Round & flat character

4. Resultaten

4.2. Round & flat character

In het volgende analyseonderdeel onderzocht ik round en flat characters. Hierbinnen ging ik na vaak vluchtelingen en gevestigden worden weergegeven als round of als flat character en waar dit uit blijkt, zoals benoemd in het analysemodel. De kwantitatieve subvariabelen zijn: hoeveelheid round & flat characters, overlexicalisatie en impliciete/expliciete weergave van eigenschappen. De

kwalitatieve subvariabelen zijn de introductie van de personages, toegewezen eigenschappen en subjectieve eigenschappen (zie paragraaf 3.4.2.). Onderstaande paragrafen geven de belangrijkste resultaten van de krantentitels per subvariabele weer.

31

4.2.1. Verdeling round vs. flat character

Personages in verhalen kunnen onderverdeeld worden in round en flat characters (Rigney, 2006). Tabel 5 geeft een overzicht van de verdeling round en flat characters in de onderzochte kranten.

Vluchtelingen Gevestigden

Round flat Round Flat

NRC Handelsblad 7 14 1 21

Volkskrant 3 24 3 33

AD 6 14 4 13

Telegraaf 5 12 5 17

Tabel 5: Aantallen round en flat characters in de vier krantentitels

Uit de χ2-analyse blijkt dat in het NRC Handelsblad vluchtelingen vaker round character zijn, in vergelijking met gevestigden en dat gevestigden vaker flat character zijn dan vluchtelingen (χ2= 5.8799; p=.015).

Vluchtelingen worden dus vollediger en menselijker omschreven dan gevestigden.

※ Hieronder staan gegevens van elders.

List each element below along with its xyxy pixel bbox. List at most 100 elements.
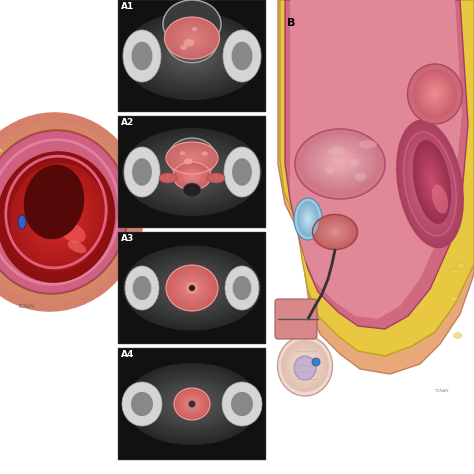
Ellipse shape	[183, 153, 201, 164]
Ellipse shape	[0, 128, 130, 296]
Ellipse shape	[141, 373, 243, 435]
Ellipse shape	[51, 209, 57, 215]
Ellipse shape	[174, 388, 210, 420]
Ellipse shape	[428, 86, 442, 101]
Ellipse shape	[21, 179, 83, 245]
Ellipse shape	[136, 137, 248, 207]
Ellipse shape	[414, 200, 425, 207]
Ellipse shape	[186, 399, 198, 410]
Ellipse shape	[179, 396, 206, 412]
Ellipse shape	[175, 277, 209, 299]
Ellipse shape	[0, 139, 120, 285]
Ellipse shape	[39, 195, 69, 229]
Ellipse shape	[0, 129, 129, 295]
Ellipse shape	[144, 258, 240, 318]
Ellipse shape	[401, 128, 459, 240]
Ellipse shape	[32, 191, 80, 243]
Ellipse shape	[318, 219, 352, 245]
Ellipse shape	[294, 198, 322, 240]
Ellipse shape	[188, 400, 197, 408]
Ellipse shape	[419, 163, 441, 205]
Ellipse shape	[371, 216, 381, 223]
Ellipse shape	[416, 9, 424, 14]
Ellipse shape	[192, 27, 198, 31]
Ellipse shape	[164, 17, 219, 59]
Ellipse shape	[423, 171, 437, 197]
Ellipse shape	[170, 144, 215, 172]
Text: A2: A2	[121, 118, 134, 127]
Ellipse shape	[328, 146, 346, 155]
Ellipse shape	[183, 39, 194, 46]
Text: B: B	[287, 18, 295, 28]
Ellipse shape	[0, 130, 128, 294]
Ellipse shape	[185, 282, 199, 294]
Ellipse shape	[410, 146, 450, 223]
FancyBboxPatch shape	[118, 116, 266, 228]
Ellipse shape	[315, 143, 365, 181]
Ellipse shape	[191, 403, 193, 405]
Ellipse shape	[36, 192, 80, 242]
Ellipse shape	[184, 170, 200, 182]
Ellipse shape	[137, 254, 247, 322]
Text: TCNAN: TCNAN	[18, 303, 35, 309]
Ellipse shape	[460, 110, 464, 113]
Ellipse shape	[166, 265, 218, 311]
Ellipse shape	[417, 158, 444, 210]
Ellipse shape	[350, 159, 359, 166]
Ellipse shape	[27, 182, 82, 242]
Ellipse shape	[148, 377, 236, 431]
Ellipse shape	[154, 264, 230, 311]
Ellipse shape	[122, 128, 262, 216]
Ellipse shape	[0, 126, 132, 299]
Ellipse shape	[165, 388, 219, 420]
Ellipse shape	[73, 139, 82, 145]
Ellipse shape	[68, 241, 86, 253]
Ellipse shape	[170, 269, 214, 307]
Ellipse shape	[418, 74, 453, 114]
Ellipse shape	[300, 76, 307, 82]
Ellipse shape	[308, 138, 372, 186]
Ellipse shape	[171, 145, 213, 171]
FancyArrowPatch shape	[281, 325, 305, 328]
Ellipse shape	[27, 184, 86, 250]
Ellipse shape	[17, 170, 100, 264]
Ellipse shape	[424, 165, 440, 199]
Ellipse shape	[189, 402, 195, 406]
Ellipse shape	[426, 84, 444, 104]
Ellipse shape	[139, 23, 245, 89]
Ellipse shape	[27, 185, 77, 238]
Ellipse shape	[232, 42, 253, 70]
Ellipse shape	[185, 168, 199, 176]
Ellipse shape	[0, 145, 115, 279]
Ellipse shape	[422, 161, 442, 203]
Ellipse shape	[146, 27, 237, 84]
Ellipse shape	[281, 340, 329, 392]
Ellipse shape	[231, 392, 253, 416]
Ellipse shape	[39, 195, 77, 238]
Ellipse shape	[185, 284, 199, 292]
Ellipse shape	[185, 32, 200, 44]
Ellipse shape	[0, 142, 117, 282]
Ellipse shape	[65, 254, 70, 257]
Ellipse shape	[168, 390, 216, 419]
Ellipse shape	[41, 201, 71, 234]
Ellipse shape	[179, 28, 205, 48]
Ellipse shape	[185, 154, 199, 162]
Ellipse shape	[414, 154, 446, 214]
Ellipse shape	[18, 175, 86, 248]
Ellipse shape	[186, 34, 198, 42]
Ellipse shape	[419, 76, 450, 111]
Ellipse shape	[178, 280, 206, 297]
FancyBboxPatch shape	[118, 232, 266, 344]
Ellipse shape	[174, 147, 210, 169]
Ellipse shape	[314, 216, 356, 248]
Ellipse shape	[457, 263, 465, 268]
Ellipse shape	[306, 215, 310, 223]
Ellipse shape	[328, 226, 343, 238]
Ellipse shape	[298, 358, 312, 374]
Text: A1: A1	[121, 2, 134, 11]
Ellipse shape	[168, 267, 216, 309]
PathPatch shape	[290, 0, 462, 319]
Ellipse shape	[0, 151, 115, 283]
Ellipse shape	[297, 201, 319, 237]
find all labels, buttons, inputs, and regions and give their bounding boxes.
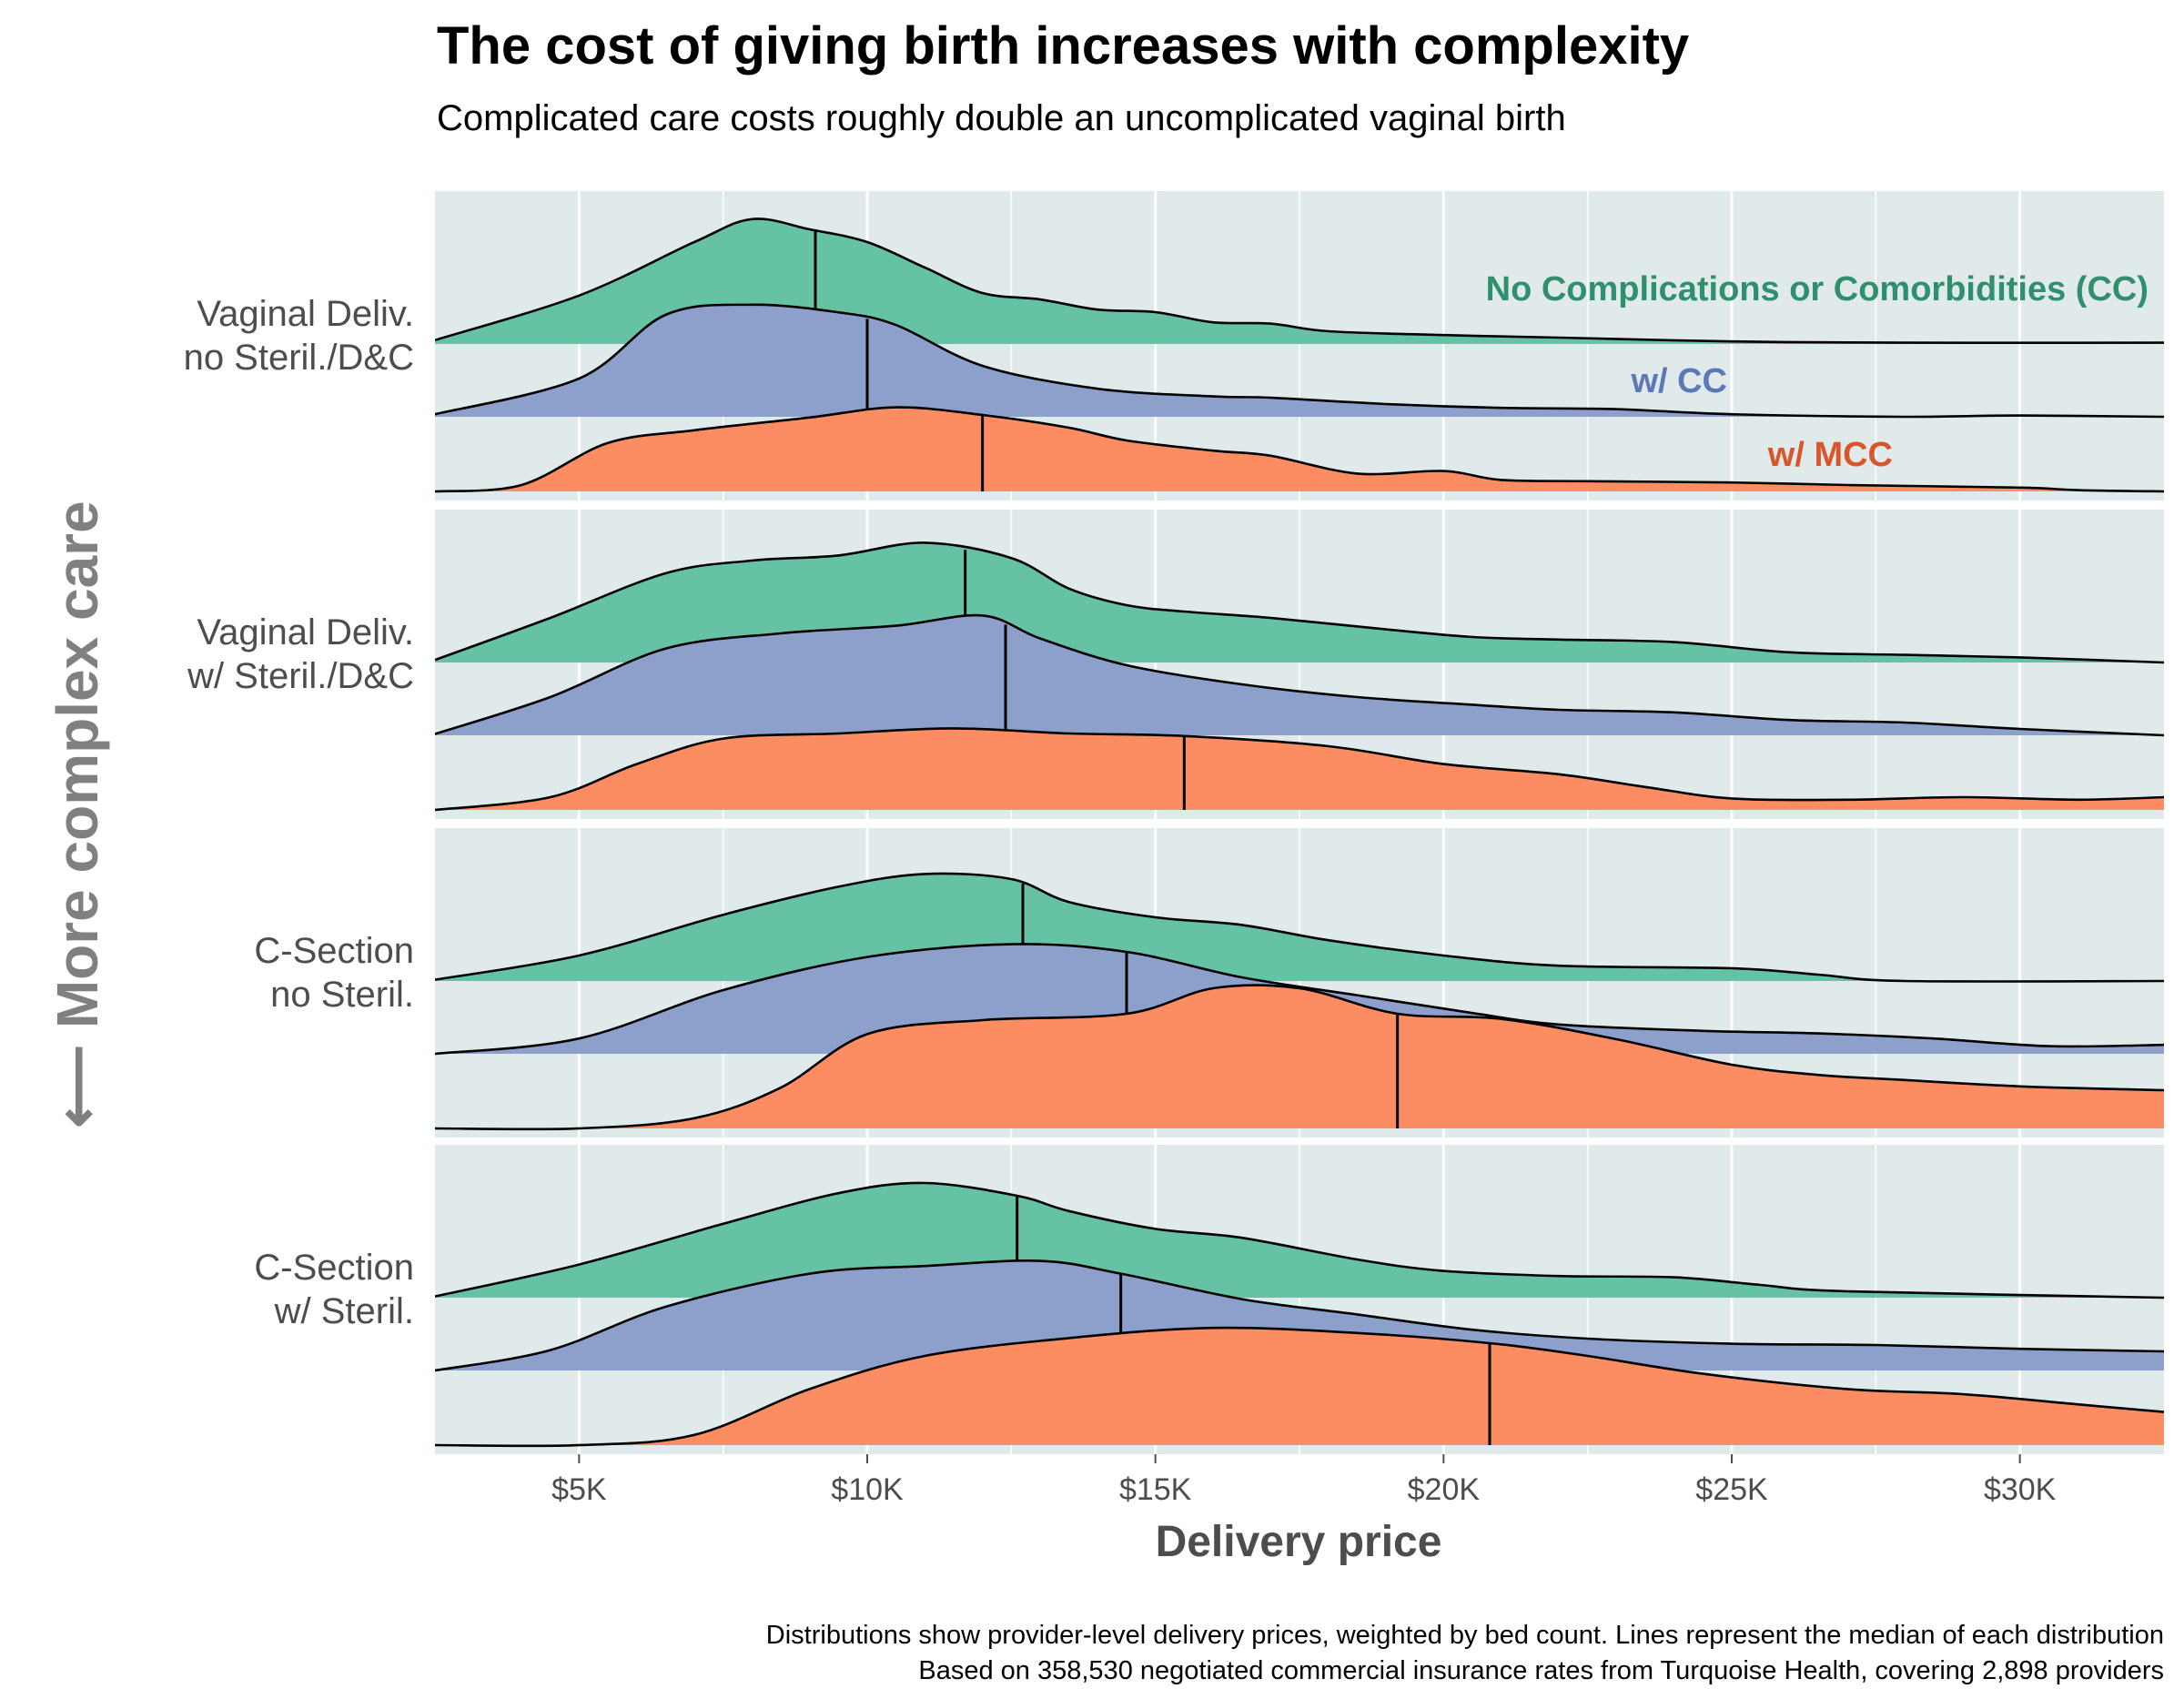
x-tick-label: $20K <box>1408 1472 1481 1507</box>
density-outline-cc <box>435 613 2164 737</box>
chart-title: The cost of giving birth increases with … <box>437 16 1689 76</box>
density-outline-no-cc <box>435 872 2164 983</box>
density-area-cc <box>435 615 2164 735</box>
ridges <box>435 541 2164 812</box>
density-area-mcc <box>435 407 2164 491</box>
panel-label-line: w/ Steril. <box>274 1291 414 1331</box>
legend-label-no-cc: No Complications or Comorbidities (CC) <box>1486 270 2149 308</box>
panel-label: Vaginal Deliv. w/ Steril./D&C <box>187 612 414 696</box>
panel-label-line: w/ Steril./D&C <box>187 656 414 696</box>
density-area-mcc <box>435 985 2164 1129</box>
panel-label-line: no Steril./D&C <box>184 338 414 378</box>
panel-label-line: no Steril. <box>270 975 414 1015</box>
density-outline-cc <box>435 1259 2164 1372</box>
density-outline-mcc <box>435 1326 2164 1448</box>
caption-line-2: Based on 358,530 negotiated commercial i… <box>918 1656 2164 1685</box>
panel-label: Vaginal Deliv. no Steril./D&C <box>184 294 414 378</box>
panel-2: Vaginal Deliv. w/ Steril./D&C <box>187 510 2164 819</box>
density-area-no-cc <box>435 873 2164 982</box>
panel-3: C-Section no Steril. <box>254 828 2164 1138</box>
x-tick-label: $5K <box>551 1472 607 1507</box>
density-outline-cc <box>435 303 2164 419</box>
density-outline-mcc <box>435 984 2164 1131</box>
panel-label-line: C-Section <box>254 931 414 971</box>
density-area-mcc <box>435 1328 2164 1446</box>
density-area-cc <box>435 1260 2164 1370</box>
x-tick-label: $15K <box>1119 1472 1192 1507</box>
density-outline-cc <box>435 943 2164 1056</box>
ridges <box>435 872 2164 1131</box>
side-axis-title: ⟵ More complex care <box>45 501 110 1128</box>
legend-label-cc: w/ CC <box>1630 362 1727 400</box>
panel-label-line: Vaginal Deliv. <box>197 612 414 652</box>
panel-4: C-Section w/ Steril. <box>254 1145 2164 1454</box>
chart-subtitle: Complicated care costs roughly double an… <box>437 98 1566 138</box>
ridges <box>435 217 2164 493</box>
caption-line-1: Distributions show provider-level delive… <box>766 1621 2164 1650</box>
density-outline-no-cc <box>435 541 2164 664</box>
panel-label-line: Vaginal Deliv. <box>197 294 414 334</box>
density-area-mcc <box>435 728 2164 810</box>
x-tick-label: $10K <box>831 1472 904 1507</box>
ridges <box>435 1181 2164 1448</box>
x-axis-title: Delivery price <box>1156 1518 1442 1566</box>
panel-label: C-Section w/ Steril. <box>254 1248 414 1331</box>
panel-1: Vaginal Deliv. no Steril./D&C <box>184 191 2164 501</box>
density-outline-no-cc <box>435 1181 2164 1300</box>
x-tick-label: $30K <box>1984 1472 2057 1507</box>
x-axis: $5K $10K $15K $20K $25K $30K <box>551 1454 2057 1507</box>
density-area-no-cc <box>435 218 2164 344</box>
panel-label-line: C-Section <box>254 1248 414 1288</box>
density-outline-no-cc <box>435 217 2164 344</box>
x-tick-label: $25K <box>1695 1472 1768 1507</box>
panel-label: C-Section no Steril. <box>254 931 414 1015</box>
density-outline-mcc <box>435 406 2164 493</box>
legend: No Complications or Comorbidities (CC) w/… <box>1486 270 2149 474</box>
legend-label-mcc: w/ MCC <box>1767 436 1893 474</box>
density-outline-mcc <box>435 727 2164 812</box>
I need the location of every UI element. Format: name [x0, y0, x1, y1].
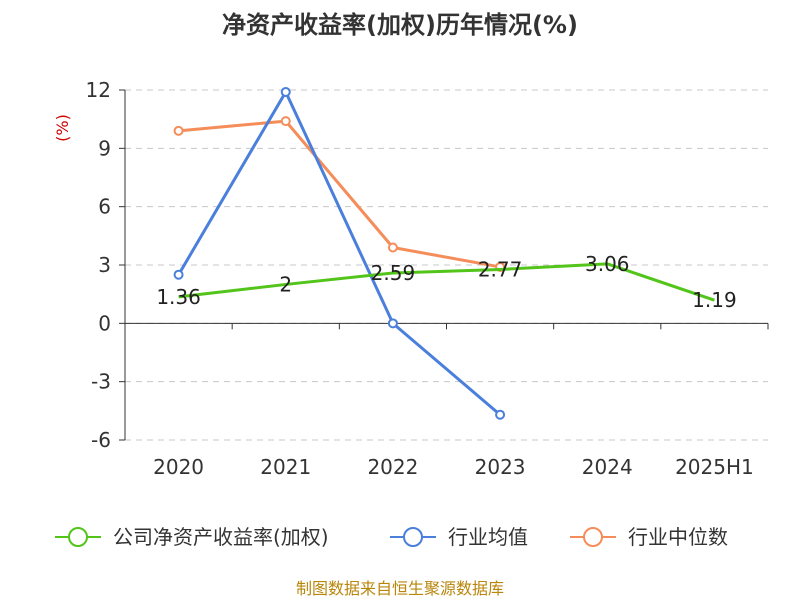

Ze krijgen ook meer aandacht van de schrijver, omdat de schrijver meer woorden besteedt aan round characters. Daarnaast kan een ronde omschrijving tot identificatie bij de lezer leiden (Schneider, 2001). Dit staat in contrast met de gevestigde groep die vaker oppervlakkig en met minder woorden wordt

omschreven. De vaak algemene omschrijving van gevestigden kan een indicatie van negatieve ideologische kleuring zijn waarin de ene groep belangrijker wordt gemaakt dan de andere groep (wij-zij-deling), of van het dehumaniseren van personages. Daarnaast kan een vlakke omschrijving ook een bewijs voor stereotypering zijn (Jannidis, 2012). De resultaten laten tevens zien dat beide groepen meer flat characters, dan round characters hebben. In de Volkskrant (χ2= 0.1382; p=.710), AD (χ2= 0.4103; p=.521) en Telegraaf (χ2= 0.2247; p=.635) waren er geen verschillen.

4.2.2. Introductie

Ik heb tevens onderzocht op welke de manier de personages worden geïntroduceerd. NRC

Handelsblad, De Volkskrant en AD introduceren personages uit beide groepen meestal op dezelfde manier, namelijk met voor-, achternaam en leeftijd, zoals te zien in voorbeeld (1).

(1) [12] ‘Nina Medved (25)’(De Volkskrant, 21-09-2015)

Wanneer de journalisten van deze kranten grote groepen beschrijven, worden de introducties oppervlakkiger. Dit blijkt uit voorbeeld (2).

(2) [13] ‘Inmiddels bivakkeren meer dan 300 mensen buiten de hekken van het vluchtelingenkamp op het Griekse eiland Samos.’ (AD, 20-10-2017)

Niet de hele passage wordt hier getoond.